Système en place depuis 10 ans dans le basket français, la licence AS reste toutefois encore très peu utilisée, hormis entre les clubs de région parisienne. Une licence AS, dite autorisation secondaire, est un système qui permet à un jeune joueur (de haut-niveau ou non) d’évoluer au sein de deux clubs différents. Normalement, comme le stipule l’article 40 du code de la Fédération française de basketball (FFBB), aucun joueur n’est autorisé à jouer pour deux équipes différentes lors d’une même saison, sauf dans le cas où le joueur est détenteur d’une licence AS. Système rendu célèbre depuis le passage de Vincent Poirier au Centre Fédéral en 2015/16, alors qu’il jouait peu à Paris-Levallois, nous avons demandé à ceux qui l’utilisent leur retour d’expérience. Dossier.

Pour les jeunes joueurs, une opportunité de jouer davantage

Jeune pivot prometteur et surtout doté d’un potentiel intéressant, Neal Sako (2,10 m, 20 ans) a du mal à s’installer en Jeep ELITE avec son club formateur de Boulogne-Levallois (ex Paris-Levallois). Dominant en Espoirs (championnat normalement réservé pour les U21 mais où certains grands gabaris U22 sont autorisés à jouer), il avait néanmoins besoin de pouvoir s’exprimer en compétition. C’est ainsi que lors de la saison 2018/19, le joueur de 20 ans évoluait concomitamment avec Levallois en Jeep ELITE et l’équipe de Rueil en NM1. Comme il nous l’avait déjà expliqué dans notre précèdent entretien, jouer avec Rueil a été une grande opportunité pour lui : « La saison dernière j’avais trois équipes : les espoirs, l’équipe professionnelle de Levallois mais également l’équipe de Rueil. Avoir du temps de jeu et un rôle prédéfini en NM1, ça m’a énormément fait progresser. A jouer contre des adultes dans un championnat physique et intense, tu apprends forcément beaucoup plus rapidement. De toute façon c’est en jouant que tu apprends. J’avais deux rôles différents, à Levallois ça me permettait de m’entrainer avec le groupe pro, et à Rueil je jouais le week-end pour m’aguerrir. C’était super intéressant parce qu’en plus de jouer contre plus fort et plus physique, il y avait un enjeu sportif car avec Rueil on jouait le haut de tableau. Cette pression t’oblige et te force à performer. »

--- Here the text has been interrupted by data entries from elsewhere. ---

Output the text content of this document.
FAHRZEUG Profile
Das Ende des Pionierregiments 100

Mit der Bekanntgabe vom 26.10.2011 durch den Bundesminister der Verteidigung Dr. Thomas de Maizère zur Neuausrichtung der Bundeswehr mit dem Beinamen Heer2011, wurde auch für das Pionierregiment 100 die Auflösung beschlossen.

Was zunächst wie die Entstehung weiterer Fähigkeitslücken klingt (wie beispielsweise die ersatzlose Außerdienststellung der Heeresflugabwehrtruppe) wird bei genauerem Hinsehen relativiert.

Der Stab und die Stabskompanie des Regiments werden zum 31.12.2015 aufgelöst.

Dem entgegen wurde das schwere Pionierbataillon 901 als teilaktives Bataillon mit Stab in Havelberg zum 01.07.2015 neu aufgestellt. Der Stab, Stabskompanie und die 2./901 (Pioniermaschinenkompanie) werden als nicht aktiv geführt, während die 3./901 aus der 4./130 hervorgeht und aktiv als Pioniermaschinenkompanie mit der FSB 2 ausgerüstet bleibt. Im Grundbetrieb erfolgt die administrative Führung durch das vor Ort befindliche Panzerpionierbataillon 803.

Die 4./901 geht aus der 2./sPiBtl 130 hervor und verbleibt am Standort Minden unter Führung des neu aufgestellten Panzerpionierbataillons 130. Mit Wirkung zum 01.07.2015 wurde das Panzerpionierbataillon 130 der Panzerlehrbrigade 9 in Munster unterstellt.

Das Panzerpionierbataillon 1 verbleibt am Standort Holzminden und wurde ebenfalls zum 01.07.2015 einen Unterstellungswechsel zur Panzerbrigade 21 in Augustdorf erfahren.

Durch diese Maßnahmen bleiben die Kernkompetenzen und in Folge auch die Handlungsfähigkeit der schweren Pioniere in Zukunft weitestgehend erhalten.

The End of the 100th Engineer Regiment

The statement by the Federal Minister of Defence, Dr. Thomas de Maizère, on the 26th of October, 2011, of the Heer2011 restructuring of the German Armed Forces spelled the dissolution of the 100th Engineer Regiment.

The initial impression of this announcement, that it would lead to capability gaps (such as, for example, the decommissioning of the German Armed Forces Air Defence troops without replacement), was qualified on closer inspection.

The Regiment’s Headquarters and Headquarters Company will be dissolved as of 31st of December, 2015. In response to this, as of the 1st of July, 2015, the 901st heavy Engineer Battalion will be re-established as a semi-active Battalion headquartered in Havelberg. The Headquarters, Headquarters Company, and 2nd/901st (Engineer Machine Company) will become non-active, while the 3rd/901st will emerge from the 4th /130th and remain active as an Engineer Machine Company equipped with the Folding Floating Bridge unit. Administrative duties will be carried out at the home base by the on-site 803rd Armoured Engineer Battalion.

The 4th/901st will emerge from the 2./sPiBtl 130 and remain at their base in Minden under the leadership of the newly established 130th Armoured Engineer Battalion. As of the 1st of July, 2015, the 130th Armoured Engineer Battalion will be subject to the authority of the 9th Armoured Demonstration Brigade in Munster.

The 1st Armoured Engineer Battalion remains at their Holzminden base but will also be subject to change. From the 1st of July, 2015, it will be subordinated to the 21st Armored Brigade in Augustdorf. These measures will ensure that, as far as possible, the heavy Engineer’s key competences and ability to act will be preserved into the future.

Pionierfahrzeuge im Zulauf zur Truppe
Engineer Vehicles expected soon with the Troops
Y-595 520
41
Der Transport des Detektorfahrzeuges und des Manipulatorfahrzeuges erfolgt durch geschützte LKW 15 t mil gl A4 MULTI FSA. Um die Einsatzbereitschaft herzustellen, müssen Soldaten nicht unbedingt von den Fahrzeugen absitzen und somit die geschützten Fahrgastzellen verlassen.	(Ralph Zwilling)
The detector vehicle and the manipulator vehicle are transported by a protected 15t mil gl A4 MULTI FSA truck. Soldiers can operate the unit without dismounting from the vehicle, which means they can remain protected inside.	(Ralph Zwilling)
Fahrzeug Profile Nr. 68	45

Autre jeune joueur dans ce cas-là : Yohan Choupas (1,93 m, 20 ans). Ancien pensionnaire du Centre Fédéral de Basketball (CFBB) et actuel joueur de l’Elan Bernais, Yohan alternait, durant la saison 2018/19,  les prestations à Pau entre les espoirs et les professionnels mais aussi les matchs avec le club de Tarbes-Lourdes qui évolue en NM1. Le combo-guard retient beaucoup de bien de cette expérience en NM1. Chose qui lui a permis de s’émanciper et progresser avec de réelles responsabilités dans un effectif professionnel : « J’avais déjà eu l’expérience de la NM1 avec l’INSEP mais avec la licence AS c’était un tout autre contexte car avec le CFBB on ne va pas se mentir on ne cherche pas à gagner ou à se maintenir. Alors qu’avec Tarbes il y avait beaucoup d’enjeu, on se battait constamment pour ne pas descendre. Personnellement, je n’ai joué que 4 matchs, mais sur ces matchs-là, j’avais des responsabilités avec un temps de jeu régulier donc jouer à ce niveau à mon âge, je ne pouvais que progresser. Par exemple, le dernier match avec Tarbes, si on perdait le club descendait, donc il fallait absolument gagner, il y avait une grosse pression. Et sur ce match-là j’ai joué 28 minutes et même si c’était compliqué et que j’ai du mal à certains moments, ce match m’a beaucoup appris. Justement, encore actuellement, je me sers de ce match pour savoir ce que je dois encore améliorer. C’est une référence. » Du haut de leurs 18/19 ans, jouer des matchs à enjeu avec des responsabilités contre des adultes est générateur d’expérience pour ces jeunes joueurs amenés à évoluer au haut-niveau à terme. Toutefois, cette licence AS demande une organisation millimétrée, car partagée entre deux clubs. Les éléments concernés doivent avoir une grosse capacité d’adaptation, et les structures avec. En ajoutant à cela des études pour certains, ce système ne laisse que peu de temps à l’éparpillement.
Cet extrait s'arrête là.